All five papers behind Johnson have traditionally supported Republicans for president. In its 143-year history, the Detroit News had never backed a non-Republican. Before endorsing hometown candidate Barack Obama in 2008 and 2012, the Chicago Tribune had never backed a Democrat and rarely declined to support the GOP nominee.
Other reliably conservative newspaper editorial boards have shunned Trump and endorsed Hillary Clinton. The list includes the Arizona Republic, Cincinnati Enquirer, Dallas Morning News and Houston Chronicle.
In case you've lost track, that is nine right-leaning editorial boards at daily newspapers that have spurned the Republican nominee and endorsed one of his rivals. And in what could be a sign of things to come, a member of the Wall Street Journal editorial board, Dorothy Rabinowitz, wrote last week that electing Clinton "is what stands between the American nation and the reign of the most unstable, proudly uninformed, psychologically unfit president ever to enter the White House."
Many more newspapers will issue endorsements in the next five weeks. Trump still has a lot of time left to get on the board. But the real estate magnate struggled to accumulate endorsements — from the press and from fellow politicians — during the GOP primary. The National Enquirer endorsed him, as did the New York Observer, but the Observer is owned by Trump's son-in-law, and the Enquirer is, well, the Enquirer. Both are weeklies.
Trump's only high-profile endorsement by a daily paper during the primary season came from the New York Post, which gave him a lot of grace for being a "rookie candidate."
"Should he win the nomination, we expect Trump to pivot — not just on the issues, but in his manner," the New York Post editorial board wrote in April. "The post-pivot Trump needs to be more presidential: better informed on policy, more self-disciplined and less thin-skinned."
Trump has not pivoted.
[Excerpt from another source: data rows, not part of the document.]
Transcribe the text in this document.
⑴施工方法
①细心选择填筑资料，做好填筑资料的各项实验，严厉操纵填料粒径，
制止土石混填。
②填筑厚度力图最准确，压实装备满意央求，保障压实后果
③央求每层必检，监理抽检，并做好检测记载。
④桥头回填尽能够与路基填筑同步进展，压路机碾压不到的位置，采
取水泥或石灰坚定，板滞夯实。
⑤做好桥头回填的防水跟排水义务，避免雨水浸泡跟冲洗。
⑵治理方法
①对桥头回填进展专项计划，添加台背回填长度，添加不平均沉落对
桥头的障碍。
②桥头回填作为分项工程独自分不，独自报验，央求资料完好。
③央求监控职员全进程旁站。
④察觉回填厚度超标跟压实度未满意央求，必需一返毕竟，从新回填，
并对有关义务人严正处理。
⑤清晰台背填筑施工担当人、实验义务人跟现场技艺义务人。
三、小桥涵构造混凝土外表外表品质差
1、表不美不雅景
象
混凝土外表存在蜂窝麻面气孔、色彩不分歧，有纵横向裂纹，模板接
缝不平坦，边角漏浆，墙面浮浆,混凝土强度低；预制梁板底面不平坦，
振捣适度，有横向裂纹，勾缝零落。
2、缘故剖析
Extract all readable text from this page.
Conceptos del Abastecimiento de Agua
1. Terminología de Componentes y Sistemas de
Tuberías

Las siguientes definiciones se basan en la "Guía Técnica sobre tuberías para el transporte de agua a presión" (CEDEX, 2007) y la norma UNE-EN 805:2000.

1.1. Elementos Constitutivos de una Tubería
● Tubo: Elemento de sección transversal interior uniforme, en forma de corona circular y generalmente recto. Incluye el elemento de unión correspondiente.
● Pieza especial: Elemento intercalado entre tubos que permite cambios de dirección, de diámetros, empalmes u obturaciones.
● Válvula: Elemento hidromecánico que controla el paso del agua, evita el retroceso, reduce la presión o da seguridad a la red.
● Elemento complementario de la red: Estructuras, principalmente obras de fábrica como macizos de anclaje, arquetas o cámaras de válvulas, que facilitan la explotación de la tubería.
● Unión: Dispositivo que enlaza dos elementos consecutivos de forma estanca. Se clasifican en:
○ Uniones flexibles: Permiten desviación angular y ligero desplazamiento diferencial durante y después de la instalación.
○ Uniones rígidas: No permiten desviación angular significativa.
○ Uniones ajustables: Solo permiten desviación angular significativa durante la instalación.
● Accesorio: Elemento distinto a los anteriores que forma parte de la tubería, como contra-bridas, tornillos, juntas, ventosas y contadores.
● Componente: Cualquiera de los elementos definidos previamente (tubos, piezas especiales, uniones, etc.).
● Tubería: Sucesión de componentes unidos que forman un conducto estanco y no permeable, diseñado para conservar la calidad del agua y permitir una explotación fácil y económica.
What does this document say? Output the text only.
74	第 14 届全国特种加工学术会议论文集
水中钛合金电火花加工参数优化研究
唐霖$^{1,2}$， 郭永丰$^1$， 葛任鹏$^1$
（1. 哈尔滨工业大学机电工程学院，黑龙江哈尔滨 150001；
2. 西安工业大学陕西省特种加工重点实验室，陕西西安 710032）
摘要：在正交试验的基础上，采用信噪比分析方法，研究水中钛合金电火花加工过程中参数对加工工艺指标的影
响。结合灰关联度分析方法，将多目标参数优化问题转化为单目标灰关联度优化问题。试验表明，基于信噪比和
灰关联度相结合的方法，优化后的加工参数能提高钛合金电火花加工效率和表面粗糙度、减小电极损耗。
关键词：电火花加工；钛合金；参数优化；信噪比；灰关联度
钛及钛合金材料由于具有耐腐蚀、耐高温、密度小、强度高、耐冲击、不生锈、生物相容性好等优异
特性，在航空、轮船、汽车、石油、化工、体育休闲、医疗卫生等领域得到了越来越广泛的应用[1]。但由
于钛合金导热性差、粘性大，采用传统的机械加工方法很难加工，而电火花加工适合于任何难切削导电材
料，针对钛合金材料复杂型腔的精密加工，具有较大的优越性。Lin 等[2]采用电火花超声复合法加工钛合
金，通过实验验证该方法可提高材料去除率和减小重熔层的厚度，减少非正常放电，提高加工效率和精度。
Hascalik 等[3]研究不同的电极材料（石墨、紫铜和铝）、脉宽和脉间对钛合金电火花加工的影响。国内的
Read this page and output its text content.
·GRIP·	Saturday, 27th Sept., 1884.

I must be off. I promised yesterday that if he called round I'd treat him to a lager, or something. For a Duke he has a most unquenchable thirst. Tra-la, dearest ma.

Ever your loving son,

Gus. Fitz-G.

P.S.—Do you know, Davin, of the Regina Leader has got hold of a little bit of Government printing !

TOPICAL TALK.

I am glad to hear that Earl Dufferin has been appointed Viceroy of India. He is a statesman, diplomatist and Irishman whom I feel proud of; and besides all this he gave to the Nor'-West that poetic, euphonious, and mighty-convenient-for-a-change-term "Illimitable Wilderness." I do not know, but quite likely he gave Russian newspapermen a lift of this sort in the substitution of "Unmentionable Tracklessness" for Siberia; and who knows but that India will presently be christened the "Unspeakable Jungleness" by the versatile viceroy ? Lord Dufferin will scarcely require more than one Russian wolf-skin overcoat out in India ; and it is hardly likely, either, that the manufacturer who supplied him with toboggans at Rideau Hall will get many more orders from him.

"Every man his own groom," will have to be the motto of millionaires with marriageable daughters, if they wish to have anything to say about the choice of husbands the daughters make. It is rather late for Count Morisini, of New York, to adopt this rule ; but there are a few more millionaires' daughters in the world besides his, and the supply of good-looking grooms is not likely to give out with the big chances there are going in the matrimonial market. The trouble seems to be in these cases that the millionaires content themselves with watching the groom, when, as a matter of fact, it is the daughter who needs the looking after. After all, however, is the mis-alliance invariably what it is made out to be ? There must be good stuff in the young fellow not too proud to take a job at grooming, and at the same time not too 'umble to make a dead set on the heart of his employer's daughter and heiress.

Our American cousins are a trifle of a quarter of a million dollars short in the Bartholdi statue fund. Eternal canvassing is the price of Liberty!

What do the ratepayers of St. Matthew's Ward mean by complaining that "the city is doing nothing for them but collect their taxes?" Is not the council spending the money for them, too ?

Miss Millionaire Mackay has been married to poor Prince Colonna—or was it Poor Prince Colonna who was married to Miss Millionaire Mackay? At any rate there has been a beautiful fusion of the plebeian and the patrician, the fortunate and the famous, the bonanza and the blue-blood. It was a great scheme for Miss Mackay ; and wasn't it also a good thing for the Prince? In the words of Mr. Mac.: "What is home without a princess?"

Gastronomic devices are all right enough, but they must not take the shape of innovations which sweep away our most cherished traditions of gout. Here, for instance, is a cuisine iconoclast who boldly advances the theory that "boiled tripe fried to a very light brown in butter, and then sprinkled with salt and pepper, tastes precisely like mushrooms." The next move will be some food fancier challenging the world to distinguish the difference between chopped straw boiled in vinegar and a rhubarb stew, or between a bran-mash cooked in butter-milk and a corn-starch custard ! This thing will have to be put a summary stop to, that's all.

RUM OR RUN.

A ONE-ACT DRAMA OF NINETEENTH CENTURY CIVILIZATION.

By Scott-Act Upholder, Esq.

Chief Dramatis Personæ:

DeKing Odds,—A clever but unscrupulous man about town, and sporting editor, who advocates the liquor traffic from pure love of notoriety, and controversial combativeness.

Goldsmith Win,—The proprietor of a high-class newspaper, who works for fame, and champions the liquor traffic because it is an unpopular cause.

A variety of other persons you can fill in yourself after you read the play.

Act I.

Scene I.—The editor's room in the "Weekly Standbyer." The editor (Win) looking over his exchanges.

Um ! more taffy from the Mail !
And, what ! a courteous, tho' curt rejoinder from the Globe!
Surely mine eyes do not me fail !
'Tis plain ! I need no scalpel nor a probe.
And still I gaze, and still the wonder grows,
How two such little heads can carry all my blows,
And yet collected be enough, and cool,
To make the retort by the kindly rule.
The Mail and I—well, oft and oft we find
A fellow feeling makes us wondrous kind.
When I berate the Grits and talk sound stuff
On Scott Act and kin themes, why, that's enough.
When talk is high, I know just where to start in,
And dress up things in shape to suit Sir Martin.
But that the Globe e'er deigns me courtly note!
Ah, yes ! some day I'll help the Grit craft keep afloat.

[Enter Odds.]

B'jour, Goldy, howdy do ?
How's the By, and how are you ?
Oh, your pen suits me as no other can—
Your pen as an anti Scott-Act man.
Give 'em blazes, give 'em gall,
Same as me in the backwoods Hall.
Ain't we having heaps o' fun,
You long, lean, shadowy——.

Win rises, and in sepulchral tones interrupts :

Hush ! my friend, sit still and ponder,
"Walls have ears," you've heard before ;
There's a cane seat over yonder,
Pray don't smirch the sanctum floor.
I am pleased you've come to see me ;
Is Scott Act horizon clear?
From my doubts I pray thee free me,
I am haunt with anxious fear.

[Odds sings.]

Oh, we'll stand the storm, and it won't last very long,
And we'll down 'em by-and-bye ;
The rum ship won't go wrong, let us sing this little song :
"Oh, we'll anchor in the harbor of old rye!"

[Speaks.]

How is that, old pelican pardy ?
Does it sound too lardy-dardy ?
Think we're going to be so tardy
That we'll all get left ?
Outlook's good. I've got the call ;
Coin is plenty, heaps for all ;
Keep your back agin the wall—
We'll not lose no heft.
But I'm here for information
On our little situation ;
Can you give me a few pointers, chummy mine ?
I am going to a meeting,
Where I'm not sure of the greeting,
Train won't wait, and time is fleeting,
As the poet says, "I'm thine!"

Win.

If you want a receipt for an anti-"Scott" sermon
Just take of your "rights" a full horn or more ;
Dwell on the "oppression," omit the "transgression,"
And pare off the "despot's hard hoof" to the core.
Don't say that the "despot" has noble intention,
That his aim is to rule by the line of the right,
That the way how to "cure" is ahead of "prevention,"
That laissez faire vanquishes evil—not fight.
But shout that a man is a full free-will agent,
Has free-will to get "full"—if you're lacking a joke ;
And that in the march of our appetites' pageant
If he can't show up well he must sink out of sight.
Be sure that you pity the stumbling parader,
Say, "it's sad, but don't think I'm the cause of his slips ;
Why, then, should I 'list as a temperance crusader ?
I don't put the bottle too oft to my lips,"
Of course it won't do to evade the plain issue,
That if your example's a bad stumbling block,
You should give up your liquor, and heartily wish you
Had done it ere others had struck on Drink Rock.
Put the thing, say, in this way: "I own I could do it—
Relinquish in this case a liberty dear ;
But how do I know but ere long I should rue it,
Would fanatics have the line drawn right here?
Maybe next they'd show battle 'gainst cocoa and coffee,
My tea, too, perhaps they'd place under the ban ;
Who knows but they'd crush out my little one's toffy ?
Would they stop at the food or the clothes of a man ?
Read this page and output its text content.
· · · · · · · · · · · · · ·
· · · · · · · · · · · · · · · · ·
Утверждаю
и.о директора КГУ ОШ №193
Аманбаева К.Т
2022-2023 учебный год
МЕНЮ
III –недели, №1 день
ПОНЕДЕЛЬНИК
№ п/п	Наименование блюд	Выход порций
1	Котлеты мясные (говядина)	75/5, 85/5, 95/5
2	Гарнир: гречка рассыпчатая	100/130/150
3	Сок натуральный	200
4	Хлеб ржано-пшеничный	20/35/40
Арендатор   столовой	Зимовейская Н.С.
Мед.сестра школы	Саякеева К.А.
And so it will be interesting to see whether the New York Post backs Trump again this fall.
At this point, the trend is clear: Papers that should theoretically be slam dunks for Trump are either turning to his chief rival or a third-party candidate who did not even qualify for the general election debates. The impact of each individual endorsement is probably small, but a wave is building.